Linear map $L : C([0,1])\rightarrow C([0,1])$ continuous? Let $X=C([0,1])$ equipped with the norm $\Vert\cdot \Vert=\max_{x\in [0,1]}|f(x)|$. If $L:X\rightarrow X$  is linear, is $L$  continuous?
If not, what if $Lf\ge 0$ for $f\ge0$ for $\forall x \in [0,1]$ is assumed?
Edit: Rephrased the question.
Edit2: Attempt,
Let, $\Vert f_n \Vert \rightarrow 0$ when $n\rightarrow \infty$ and $f_n=\sum_{i=0}^{\infty}\alpha^{(n)}_i x^{i} $ then $\Vert Lf_n\Vert=\max_{x\in [0,1]}|\sum_{i=0}^{\infty}\alpha^{(n)}_i Lx^{i}| \rightarrow 0$ Because $\forall \alpha^{(n)}_i \rightarrow 0$ when $n\rightarrow \infty$.
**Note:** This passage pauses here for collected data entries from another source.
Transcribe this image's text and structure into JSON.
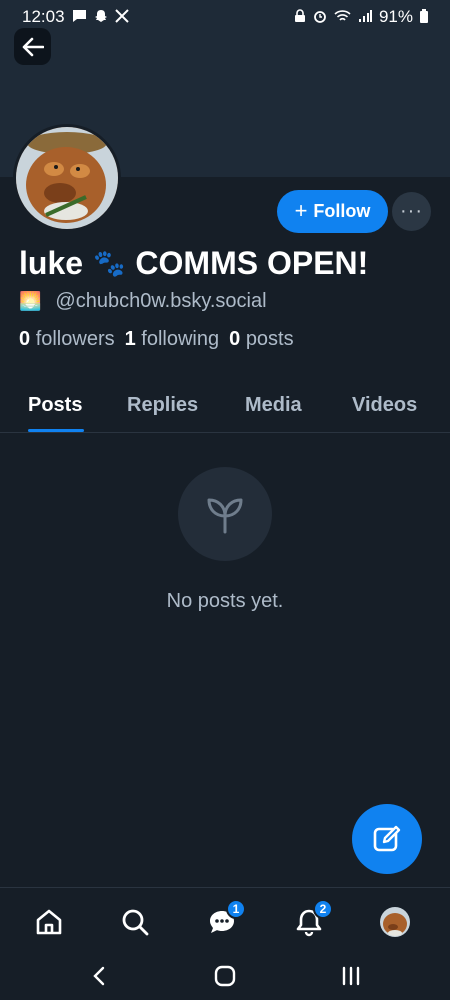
{
  "status_bar": {
    "time": "12:03",
    "battery": "91%",
    "left_icons": [
      "message-icon",
      "snapchat-icon",
      "x-icon"
    ],
    "right_icons": [
      "vpn-icon",
      "alarm-icon",
      "wifi-icon",
      "signal-icon",
      "battery-icon"
    ]
  },
  "profile": {
    "display_name": "luke",
    "display_name_emoji": "🐾",
    "display_name_suffix": "COMMS OPEN!",
    "handle_emoji": "🌅",
    "handle": "@chubch0w.bsky.social",
    "followers_count": "0",
    "followers_label": "followers",
    "following_count": "1",
    "following_label": "following",
    "posts_count": "0",
    "posts_label": "posts"
  },
  "actions": {
    "follow_plus": "+",
    "follow_label": "Follow",
    "more_label": "···"
  },
  "tabs": [
    {
      "label": "Posts",
      "active": true
    },
    {
      "label": "Replies",
      "active": false
    },
    {
      "label": "Media",
      "active": false
    },
    {
      "label": "Videos",
      "active": false
    }
  ],
  "empty_state": {
    "icon": "sprout-icon",
    "text": "No posts yet."
  },
  "bottom_nav": {
    "items": [
      "home-icon",
      "search-icon",
      "chat-icon",
      "bell-icon",
      "avatar"
    ],
    "chat_badge": "1",
    "notifications_badge": "2"
  },
  "colors": {
    "background": "#161e27",
    "banner": "#1e2a37",
    "accent": "#1082f0",
    "muted_text": "#aebbc9"
  }
}
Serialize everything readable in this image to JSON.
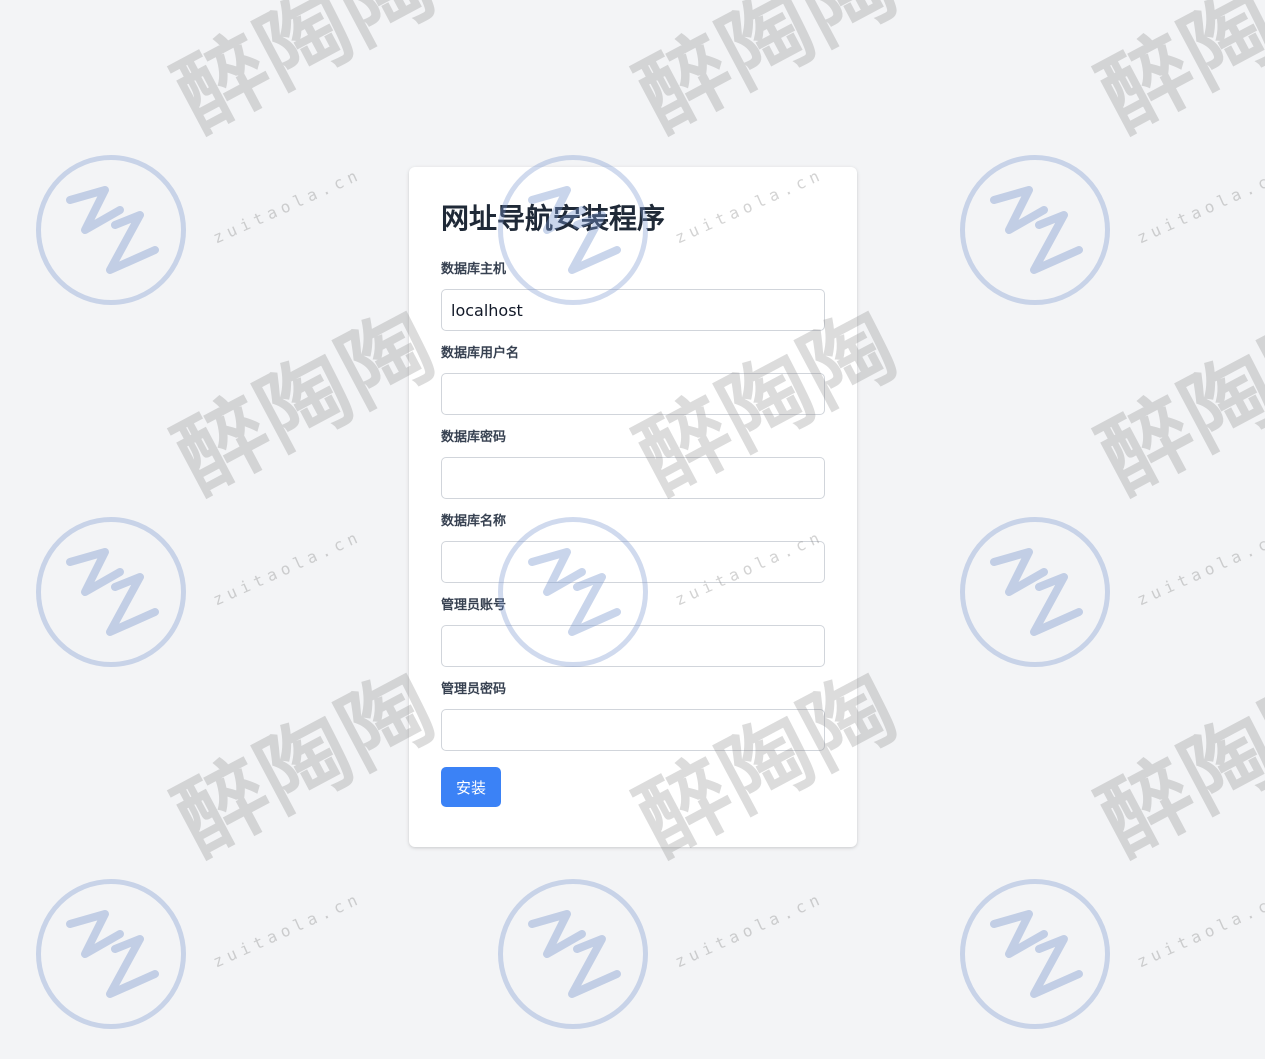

But i don't know if this is allowed?
 A: Let $X$ be a normed vector space and $Y$ be a normed vector space, $Y \neq \{ 0 \}$. If $X$ is infinite dimensional and incomplete, then there exist discontinuous linear maps $L : X \to Y$. Often, these can be explicitly constructed. For instance, if $X=C^1$ with the sup norm and $Y=C^0$ with the sup norm, then $L(f)=f'$ is a discontinuous linear map, since $f_n=\frac{1}{n} \sin(n^2x)$ converges in $C^1$ but $L(f_n)$ does not converge in $C^0$.
If $X$ is infinite dimensional and complete, then one can use the axiom of choice to nonconstructively prove that there exist discontinuous linear maps $L : X \to Y$. $C([0,1])$ with the sup norm is infinite dimensional and complete, so this case applies to your question.
A: Show that $\Vert Lf\Vert\le\alpha$ for all $\Vert f \Vert=1$. 
Because 
$1\ge \pm f, \forall x \in [0,1]$ 
we have that 
$1\pm f\ge 0$, 
thus, 
$L(1\pm f)\ge 0$. 
By linearity 
$-L1\le Lf\le L1$, 
that is 
$|Lf|\le L1, \forall x \in [0,1]$, 
hence 
$\max_{x\in[0,1]}|Lf|= \Vert Lf \Vert \le \max_{x\in [0,1]}L1=\alpha$. 
Because boundness gives continuity the conclusion follows.